人は皆「テレビに出たい」と思うのだろうか。
漠然とした願望も含めると、ほとんどがそう願うものなのかもしれない。
しかし、自分の望まないかたちを強いられてまで
テレビに出なければならないとすれば、
大半の人々はその願いを取り下げようとするだろう。

僕は仕事で、紙やウェブ媒体の制作を行っている。
この仕事では、各ページを制作するにあたり、
情報を統一するための「テーマ」なり「切り口」なりが求められる。
そのうえで紹介する情報を選別し、取材へと至るわけだが、
進行上で”ページテーマからのズレ”が生じることも数多い。
企画の趣旨をあらかじめ説明したにも関わらず、
いざ取材、の段階で小さな狂いが生じることは、多々あるのだ。

しかし紙やウェブ媒体の制作には、
先方校正という作業が必ず組み込まれている
(ゴシップ誌などを除く。
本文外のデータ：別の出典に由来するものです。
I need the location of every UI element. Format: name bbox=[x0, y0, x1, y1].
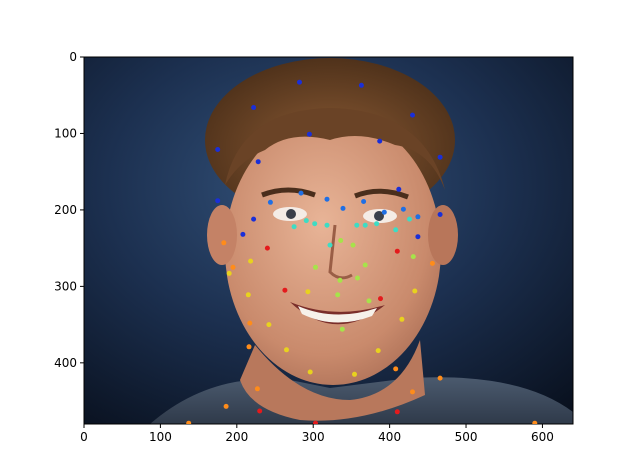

またこの作業が必須となったのは、ここ25年ぐらいのこと)、
このため最終的な仕上がりにおいて、取材する側とされる側に、
甚だしい見解の相違が生じることは少ない。

ところがテレビ番組の制作上には、先方校正という作業がないのである。
つまり一度出演を承諾して、撮影されたが最後、
あとはどのように編集、放送されても文句を言えないわけだ。
この事実が即、非人道的な情報操作に繋がるわけではないのだが、
考えようによっては、とても恐しいことである。
マスメディアという括りでは同業者にあたるのかもしれないが、
僕にはとてもできない仕事だ。
権力が大きい分、責任も重過ぎるのである。
感覚の一部が麻痺している人間でなければ、
テレビのディレクターなんて勤まらない、と本気で思う。

少し話が変わるが、僕の友人から、3人ほどテレビに出る人間が生まれた。
Aは今やマスメディアの寵児で、引っ張りだこの人気者。
Bはもって今年いっぱいだろうというのが、内輪だけでなく世間一般の評価である。
Cはちょくちょくテレビに顔を出しているものの、ほぼ無名に等しい。

しかしいざテレビに出るとなって、
言動に最も大きな変化を生じさせたのはCであった。
「有名人の●●さんとご飯を食べに行った」などと吹聴して回るのは可愛い方で、
交際費やタクシー代に尋常でない額を使うようになった。
こうした病に浮かされていると、友人の忠告など一切耳に入らなくなるものらしい。
Cはそうした浪費が自分の将来のためになる、と
無邪気に信じ込んでいる様子であった。
たぶん誰かにそう吹き込まれたのだろう。
またCは、素人とともに出演する番組へDを引き込んだ。
説得の文句は「テレビに出られるんだよ」だったそうだ。
Dは何度かその番組に出演したのち、Cの誘いを断るようになった。
Cは「どうして? テレビに出られるんだよ」と繰り返したそうだが、
Dは「だから何?」と考えたようだ。

世の中の一部の人間にとって、テレビに出ることは人生の目的そのものになるようだ。
そこで何をするのかではなく、テレビに出ること自体に意味を見出すのである。
例え自分の予想に反する編集がなされても、大した失望には至らないらしい。

この映画は、テレビの魔力に取り憑かれた人間の、
浅薄な心理や行動を題材にしたサスペンスである。
非常にシニカルな脚本で、ときにコメディを観ているようにも感じられたが、
実際の事件をベースとしているところが、笑えない。
こんな女、身の周りにいたら、さぞかし迷惑だろう……。
しかし日本ですら先述の有様なのだから、
アメリカにはこうした人間がウヨウヨしているに違いない。
行動力や積極性はひと一倍あるのだから、
正しい方向に使えば成功できそうなものだが、
スタート時点で目的そのものを見誤っているのである。
なぜそうなってしまうのだろうか? 答えは簡単。
「そこに思想がない」からである。

しかし二コール・キッドマンの演技は見事だった。
悪女と呼ぶにはちょっとオツムが足りなすぎる役柄だが、
まず喋り方そのものが、他作で観た彼女と随分違う。
軽薄そのものを絵に描いたような成り切りぶりが、憑依のレベルに達しているのである。
自分の中にも当然潜んでいるはずの自己顕示欲を、
拡大表現してみせたのだろう。
女優としてのイメージそのものが固定される危険もあったはずだが、
その後の活躍ぶりを見ると、上手にやり過ごしたようである。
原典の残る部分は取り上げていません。